I explained to the nearest sign-fixer that I was foreign (as if the pale skin, red hair, terrible accent, and confused look weren’t already dead giveaways) and that I needed directions to an eczane on the list. A panicked look crossed his face, and he ducked inside the store, emerging with a woman who obviously worked there. I re-explained the situation to her, she asked (in English!) what kind of medicine I was looking for. I told her, and she said that she would like to sell it to me herself, but because there were some many people around, she couldn’t.
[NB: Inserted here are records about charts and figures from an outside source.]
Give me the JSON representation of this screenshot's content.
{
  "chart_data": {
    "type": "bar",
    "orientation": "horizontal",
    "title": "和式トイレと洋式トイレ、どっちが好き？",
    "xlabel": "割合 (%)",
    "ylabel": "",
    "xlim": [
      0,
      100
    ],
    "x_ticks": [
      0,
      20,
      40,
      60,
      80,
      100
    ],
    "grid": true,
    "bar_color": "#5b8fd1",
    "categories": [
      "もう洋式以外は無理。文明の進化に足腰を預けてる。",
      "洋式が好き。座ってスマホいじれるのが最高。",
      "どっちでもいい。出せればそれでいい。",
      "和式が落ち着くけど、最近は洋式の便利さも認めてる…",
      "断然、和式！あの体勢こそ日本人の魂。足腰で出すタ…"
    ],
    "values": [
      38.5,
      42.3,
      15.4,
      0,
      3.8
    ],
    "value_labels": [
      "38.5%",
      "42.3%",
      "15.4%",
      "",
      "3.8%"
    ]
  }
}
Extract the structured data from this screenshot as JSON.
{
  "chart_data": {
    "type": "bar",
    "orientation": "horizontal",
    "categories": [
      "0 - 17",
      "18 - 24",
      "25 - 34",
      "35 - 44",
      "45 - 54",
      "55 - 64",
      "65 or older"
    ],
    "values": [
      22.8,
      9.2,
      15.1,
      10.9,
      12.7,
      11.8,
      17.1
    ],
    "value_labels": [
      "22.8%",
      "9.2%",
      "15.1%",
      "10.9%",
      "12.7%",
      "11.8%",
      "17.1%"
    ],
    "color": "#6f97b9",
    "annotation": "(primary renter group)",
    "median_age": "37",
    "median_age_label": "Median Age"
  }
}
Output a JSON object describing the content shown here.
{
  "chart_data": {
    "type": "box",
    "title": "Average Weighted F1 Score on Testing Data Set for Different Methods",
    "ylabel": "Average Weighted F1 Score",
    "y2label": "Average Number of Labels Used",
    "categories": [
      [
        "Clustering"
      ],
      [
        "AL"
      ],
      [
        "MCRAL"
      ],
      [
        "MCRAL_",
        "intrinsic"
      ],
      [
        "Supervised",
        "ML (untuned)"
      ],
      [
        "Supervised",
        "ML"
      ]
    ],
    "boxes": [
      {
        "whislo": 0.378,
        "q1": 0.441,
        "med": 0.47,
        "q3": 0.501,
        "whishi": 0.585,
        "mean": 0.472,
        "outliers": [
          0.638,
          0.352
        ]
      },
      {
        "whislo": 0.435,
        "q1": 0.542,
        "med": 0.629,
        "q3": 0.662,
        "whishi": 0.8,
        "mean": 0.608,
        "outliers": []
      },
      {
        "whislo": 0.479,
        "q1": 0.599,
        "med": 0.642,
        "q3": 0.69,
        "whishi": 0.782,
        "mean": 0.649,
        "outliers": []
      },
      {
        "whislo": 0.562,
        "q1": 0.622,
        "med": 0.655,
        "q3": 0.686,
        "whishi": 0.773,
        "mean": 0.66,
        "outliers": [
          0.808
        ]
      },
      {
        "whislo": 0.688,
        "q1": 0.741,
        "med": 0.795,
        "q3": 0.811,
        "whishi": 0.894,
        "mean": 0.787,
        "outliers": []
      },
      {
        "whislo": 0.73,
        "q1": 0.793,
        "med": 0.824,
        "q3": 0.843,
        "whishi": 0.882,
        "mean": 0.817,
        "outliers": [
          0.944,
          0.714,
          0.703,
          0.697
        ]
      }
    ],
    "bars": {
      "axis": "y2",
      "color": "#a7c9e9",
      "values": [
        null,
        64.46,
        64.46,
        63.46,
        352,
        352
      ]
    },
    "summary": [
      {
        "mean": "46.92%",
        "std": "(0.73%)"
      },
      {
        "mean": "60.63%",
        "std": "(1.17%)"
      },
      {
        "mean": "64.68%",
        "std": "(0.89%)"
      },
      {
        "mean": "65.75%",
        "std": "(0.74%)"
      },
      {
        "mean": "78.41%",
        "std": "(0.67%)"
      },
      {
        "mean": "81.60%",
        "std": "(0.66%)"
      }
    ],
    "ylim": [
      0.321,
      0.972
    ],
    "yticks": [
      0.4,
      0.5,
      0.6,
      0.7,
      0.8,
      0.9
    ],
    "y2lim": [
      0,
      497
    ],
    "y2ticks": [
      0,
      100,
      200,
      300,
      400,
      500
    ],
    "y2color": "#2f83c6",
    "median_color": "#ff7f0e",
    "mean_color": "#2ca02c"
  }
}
Turks are big on conspiracy theories: all American “English Teachers” are spies for the CIA; the latest corruption scandal is a product of a hidden and malevolent “deep state” acting within the larger, legitimate (and incorruptible) government; Lady Gaga is a member of the illuminati, etc. Perhaps I have been in Turkey too long because when the woman said she couldn’t sell me medicine with so many witnesses, I immediately grew suspicious. You work here. Why can’t you just sell it to me? Who would care? Are the big pharmacies strong-arming the little guys into closing on the weekends so they can have all of your business? Have they kidnapped your lover Mehmet? Will they kill him if they catch you selling me aspirin? Will he loose a finger just because you talked to me?
“That’s fine,” I said. “Can you give me directions to an open pharmacy?” She obliged, and after another 10 minutes of walking (in which time I passed three more closed pharmacies -all those poor kidnapped Mehmets), I arrived at an open store. The store was crowded, and the proprietor had little interest in assisting a yanbanci who couldn’t even explain herself. After waiting for the crowd to dissipate, I dove into a marathon of one-woman party games. I started with buzzword (where the person tries to guess the word or phrase based on your description): “gibi ibuprofen” (like ibuprofen). Nothing. Then charades. I was offered an antacid (close, but not quite), and then cold medicine (come on, you’re not even trying to understand). Finally, Ispy. In the corner of the very top shelf, I saw what I was looking for. “Su. Sol. Sol. Tamam.” (This. Left. Left. Okay.). Having won the gold in the procuring medicine triathlon (the three parts being getting directions, walking great distances, and purchasing appropriate medicine), I returned to the hotel victorious.